The Bible warns us of these people. In fact, the Bible states that man will suppress the truth (Romans 1:18), distort the truth (Acts 20:30), reject the truth to follow evil (Romans 2:9) and even exchange the truth for a lie (Romans 1:25). This tends to be the popular choice, to live a lie even when we know the truth. There is a battle that is being fought constantly today. The Truth Project refers to it as the cosmic battle.

The cosmic battle is the ongoing fight between God and Satan, the truth versus the lie, reality versus illusion. There is a battle of worldviews that is erupting in our culture, and we need to be more than evangelists and ministers. We need to be ambassadors of the message. Think of us as the public relations department for Jesus. Are we living in a way that brings people to God or are we polarizing people because our works do not match our words? Do we follow the truth, or do we live a watered down version of the truth.

Even a half-truth is a lie, and lies are from Satan. The Bible clearly tells us this in John 8:44, "You belong to your father, the devil, and you want to carry out your father’s desires. He was a murderer from the beginning, not holding to the truth, for there is no truth in him. When he lies, he speaks his native language, for he is a liar and the father of lies." Are we living as children of God, or does the way we live our lives indicate that we are living as children of Satan. So we need to live our lives by not lying. We need to live our lives by telling the truth. So, what is truth?

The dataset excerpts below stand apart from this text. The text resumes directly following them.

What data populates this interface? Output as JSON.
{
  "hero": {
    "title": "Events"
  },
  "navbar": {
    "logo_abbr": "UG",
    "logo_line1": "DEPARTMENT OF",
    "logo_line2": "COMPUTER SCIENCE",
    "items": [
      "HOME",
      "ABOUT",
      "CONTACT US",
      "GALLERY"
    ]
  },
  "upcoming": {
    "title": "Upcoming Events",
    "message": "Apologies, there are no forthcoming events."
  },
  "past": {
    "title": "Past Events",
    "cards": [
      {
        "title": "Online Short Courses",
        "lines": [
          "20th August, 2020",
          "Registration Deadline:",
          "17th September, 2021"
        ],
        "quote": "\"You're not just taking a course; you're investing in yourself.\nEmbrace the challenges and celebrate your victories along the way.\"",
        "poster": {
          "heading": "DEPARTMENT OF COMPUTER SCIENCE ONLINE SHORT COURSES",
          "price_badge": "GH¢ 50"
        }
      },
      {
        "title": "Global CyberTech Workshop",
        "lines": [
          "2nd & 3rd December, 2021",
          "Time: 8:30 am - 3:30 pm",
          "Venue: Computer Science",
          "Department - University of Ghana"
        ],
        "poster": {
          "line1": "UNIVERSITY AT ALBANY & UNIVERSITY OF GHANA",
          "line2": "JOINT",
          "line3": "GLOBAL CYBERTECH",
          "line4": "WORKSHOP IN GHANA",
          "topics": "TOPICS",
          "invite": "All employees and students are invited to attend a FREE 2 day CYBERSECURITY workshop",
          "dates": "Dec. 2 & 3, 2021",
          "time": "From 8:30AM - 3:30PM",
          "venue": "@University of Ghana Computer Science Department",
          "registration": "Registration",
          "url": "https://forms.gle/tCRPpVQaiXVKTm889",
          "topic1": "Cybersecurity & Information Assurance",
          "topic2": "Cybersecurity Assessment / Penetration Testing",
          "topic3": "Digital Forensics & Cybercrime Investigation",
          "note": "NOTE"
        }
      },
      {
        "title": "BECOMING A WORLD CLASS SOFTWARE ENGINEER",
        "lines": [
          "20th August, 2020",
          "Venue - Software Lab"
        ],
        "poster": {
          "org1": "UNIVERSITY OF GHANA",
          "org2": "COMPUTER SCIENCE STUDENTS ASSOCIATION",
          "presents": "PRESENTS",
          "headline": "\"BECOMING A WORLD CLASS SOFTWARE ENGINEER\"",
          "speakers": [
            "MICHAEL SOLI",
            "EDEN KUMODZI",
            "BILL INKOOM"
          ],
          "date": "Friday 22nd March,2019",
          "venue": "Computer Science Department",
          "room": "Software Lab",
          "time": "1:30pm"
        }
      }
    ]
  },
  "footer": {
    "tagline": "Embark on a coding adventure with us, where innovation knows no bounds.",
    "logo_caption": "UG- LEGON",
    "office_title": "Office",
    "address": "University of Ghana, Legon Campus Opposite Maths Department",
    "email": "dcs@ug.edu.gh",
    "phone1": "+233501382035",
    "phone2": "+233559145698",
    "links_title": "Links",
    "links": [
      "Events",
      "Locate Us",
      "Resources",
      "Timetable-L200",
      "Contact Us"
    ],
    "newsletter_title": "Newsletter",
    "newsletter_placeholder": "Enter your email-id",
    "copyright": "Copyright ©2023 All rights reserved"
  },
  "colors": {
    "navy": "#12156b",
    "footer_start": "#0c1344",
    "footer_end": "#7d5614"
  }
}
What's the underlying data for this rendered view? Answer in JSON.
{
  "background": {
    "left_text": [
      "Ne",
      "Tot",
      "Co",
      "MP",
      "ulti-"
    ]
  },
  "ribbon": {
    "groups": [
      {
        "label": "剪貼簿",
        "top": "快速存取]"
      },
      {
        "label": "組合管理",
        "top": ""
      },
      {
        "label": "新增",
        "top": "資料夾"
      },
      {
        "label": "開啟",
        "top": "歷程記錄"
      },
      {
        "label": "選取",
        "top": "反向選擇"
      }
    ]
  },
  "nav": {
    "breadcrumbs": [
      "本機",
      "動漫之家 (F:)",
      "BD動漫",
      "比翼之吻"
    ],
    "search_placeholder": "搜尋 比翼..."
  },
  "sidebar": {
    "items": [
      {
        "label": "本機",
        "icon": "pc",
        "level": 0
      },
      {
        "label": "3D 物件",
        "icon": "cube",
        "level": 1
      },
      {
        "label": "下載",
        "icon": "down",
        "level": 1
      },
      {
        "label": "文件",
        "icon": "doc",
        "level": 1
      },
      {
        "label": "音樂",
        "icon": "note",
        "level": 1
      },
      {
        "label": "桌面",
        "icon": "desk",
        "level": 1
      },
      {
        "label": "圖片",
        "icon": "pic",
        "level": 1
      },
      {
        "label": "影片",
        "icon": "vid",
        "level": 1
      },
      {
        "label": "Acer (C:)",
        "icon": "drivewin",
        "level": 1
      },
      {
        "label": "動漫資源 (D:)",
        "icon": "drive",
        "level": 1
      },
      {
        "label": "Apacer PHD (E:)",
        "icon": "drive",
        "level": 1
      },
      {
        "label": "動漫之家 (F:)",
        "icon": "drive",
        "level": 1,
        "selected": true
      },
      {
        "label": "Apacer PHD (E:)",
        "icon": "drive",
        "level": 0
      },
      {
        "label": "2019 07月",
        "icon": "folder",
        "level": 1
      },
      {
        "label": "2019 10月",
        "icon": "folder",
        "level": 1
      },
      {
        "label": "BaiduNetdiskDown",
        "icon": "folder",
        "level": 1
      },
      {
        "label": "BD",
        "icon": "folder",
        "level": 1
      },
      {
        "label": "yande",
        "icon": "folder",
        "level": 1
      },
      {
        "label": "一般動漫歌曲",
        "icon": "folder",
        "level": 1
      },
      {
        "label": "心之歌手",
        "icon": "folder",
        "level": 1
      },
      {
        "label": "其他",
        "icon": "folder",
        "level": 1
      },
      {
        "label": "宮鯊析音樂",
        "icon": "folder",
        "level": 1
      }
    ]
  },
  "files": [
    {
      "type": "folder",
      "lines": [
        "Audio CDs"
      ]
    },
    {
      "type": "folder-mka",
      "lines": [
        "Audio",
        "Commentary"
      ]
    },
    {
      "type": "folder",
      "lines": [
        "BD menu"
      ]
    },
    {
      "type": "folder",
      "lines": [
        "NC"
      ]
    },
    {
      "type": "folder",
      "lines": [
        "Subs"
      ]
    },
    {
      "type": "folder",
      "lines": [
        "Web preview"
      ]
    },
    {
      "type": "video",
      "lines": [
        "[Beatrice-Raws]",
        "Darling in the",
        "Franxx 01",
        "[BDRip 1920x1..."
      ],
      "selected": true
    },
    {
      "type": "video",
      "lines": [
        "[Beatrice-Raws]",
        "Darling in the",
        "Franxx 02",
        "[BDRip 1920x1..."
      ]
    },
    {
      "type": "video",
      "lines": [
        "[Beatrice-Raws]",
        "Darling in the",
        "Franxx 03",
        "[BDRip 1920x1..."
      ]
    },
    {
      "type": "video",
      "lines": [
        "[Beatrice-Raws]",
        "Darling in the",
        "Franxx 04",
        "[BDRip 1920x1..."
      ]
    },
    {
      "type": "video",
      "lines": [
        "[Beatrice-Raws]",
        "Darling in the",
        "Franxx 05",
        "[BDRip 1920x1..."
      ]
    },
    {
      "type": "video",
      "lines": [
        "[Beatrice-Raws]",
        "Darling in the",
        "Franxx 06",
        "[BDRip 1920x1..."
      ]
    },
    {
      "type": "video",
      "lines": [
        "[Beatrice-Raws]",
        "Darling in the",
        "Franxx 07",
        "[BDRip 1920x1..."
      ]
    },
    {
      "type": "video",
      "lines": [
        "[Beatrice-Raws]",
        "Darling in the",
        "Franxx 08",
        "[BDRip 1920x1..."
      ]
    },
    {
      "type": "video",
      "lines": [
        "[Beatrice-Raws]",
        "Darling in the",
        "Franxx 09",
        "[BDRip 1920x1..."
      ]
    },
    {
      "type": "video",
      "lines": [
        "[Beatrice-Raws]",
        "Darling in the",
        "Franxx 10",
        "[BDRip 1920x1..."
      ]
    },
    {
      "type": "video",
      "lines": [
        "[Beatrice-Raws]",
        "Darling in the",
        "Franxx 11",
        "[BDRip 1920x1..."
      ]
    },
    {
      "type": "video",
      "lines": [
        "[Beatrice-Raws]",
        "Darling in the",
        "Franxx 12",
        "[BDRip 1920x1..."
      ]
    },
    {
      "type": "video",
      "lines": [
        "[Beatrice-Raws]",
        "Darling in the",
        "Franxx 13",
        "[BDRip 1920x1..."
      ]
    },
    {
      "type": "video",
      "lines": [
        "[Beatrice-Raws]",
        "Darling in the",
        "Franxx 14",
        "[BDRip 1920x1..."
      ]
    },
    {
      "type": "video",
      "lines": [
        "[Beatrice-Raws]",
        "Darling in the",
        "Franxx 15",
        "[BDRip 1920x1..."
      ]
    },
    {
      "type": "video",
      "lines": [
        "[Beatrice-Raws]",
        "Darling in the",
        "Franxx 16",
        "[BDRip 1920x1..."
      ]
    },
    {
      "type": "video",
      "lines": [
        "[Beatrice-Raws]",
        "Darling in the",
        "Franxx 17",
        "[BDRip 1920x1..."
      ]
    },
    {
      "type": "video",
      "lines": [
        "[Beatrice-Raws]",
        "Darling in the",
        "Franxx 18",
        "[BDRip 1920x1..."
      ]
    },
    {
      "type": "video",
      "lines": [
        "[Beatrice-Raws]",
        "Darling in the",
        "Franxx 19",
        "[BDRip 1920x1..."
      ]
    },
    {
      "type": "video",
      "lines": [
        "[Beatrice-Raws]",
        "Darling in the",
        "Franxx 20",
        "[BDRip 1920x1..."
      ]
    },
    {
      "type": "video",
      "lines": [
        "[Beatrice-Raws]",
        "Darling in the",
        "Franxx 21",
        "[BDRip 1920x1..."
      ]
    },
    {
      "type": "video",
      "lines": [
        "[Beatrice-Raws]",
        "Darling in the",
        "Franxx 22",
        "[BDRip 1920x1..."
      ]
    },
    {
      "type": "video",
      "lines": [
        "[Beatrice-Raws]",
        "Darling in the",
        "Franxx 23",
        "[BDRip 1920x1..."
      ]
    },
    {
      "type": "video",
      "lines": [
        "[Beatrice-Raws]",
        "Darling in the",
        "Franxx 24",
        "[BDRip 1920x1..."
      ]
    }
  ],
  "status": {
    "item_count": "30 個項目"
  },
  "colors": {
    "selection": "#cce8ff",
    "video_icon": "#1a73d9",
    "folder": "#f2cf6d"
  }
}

Ravi Zacharias says that the single most important question that we can ask ourselves is what is truth.  Zacharias defines it as, "That which affirms prepositionally the nature of reality as it is." R.C. Sproul defines truth as, "That which corresponds to reality as perceived by God, because God's perception of reality is never distorted." As defined early, truth is not subjective, but objective. Just because I believed that my team would win did not make it so. If you say that the sky is blue and I say that it is yellow, one of us is surely right and the other is wrong. If you say that there is no God, and I say that there is........one of us is wrong and the other right. I know that God exists, period. I can prove this fundamentally, historically, philosophically, scripturally as well as logically.
The final question that is asked in Week 1 is this, "Do you really believe that what you believe is really real?" If you do believe that it is real, can you intelligently defend your beliefs? Do you have the knowledge to defend your position and the ability to do so civilly and intelligently?

Even more importantly, if we do believe it to be true, than we would follow the truth that Christ laid out for us. So if what God tells us is the truth, why do we shy away from it? Most of us would argue that we do not, and that we follow God's commands. If that is true, does your life truly reflect that you follow God's commands? Have you allowed your faith to become watered down? Do you treat the word of God as your guide book, or do you constantly look for loop holes so that you can do as you please and feel that you get away with it? Do you listen to the authors and preachers/pastors who tell you what you want to hear and not what the scriptures truly say?

Examine your life, and ask yourself this question: Do I really believe that what I believe is really real, and do my actions reflect that what I believe is real really matters?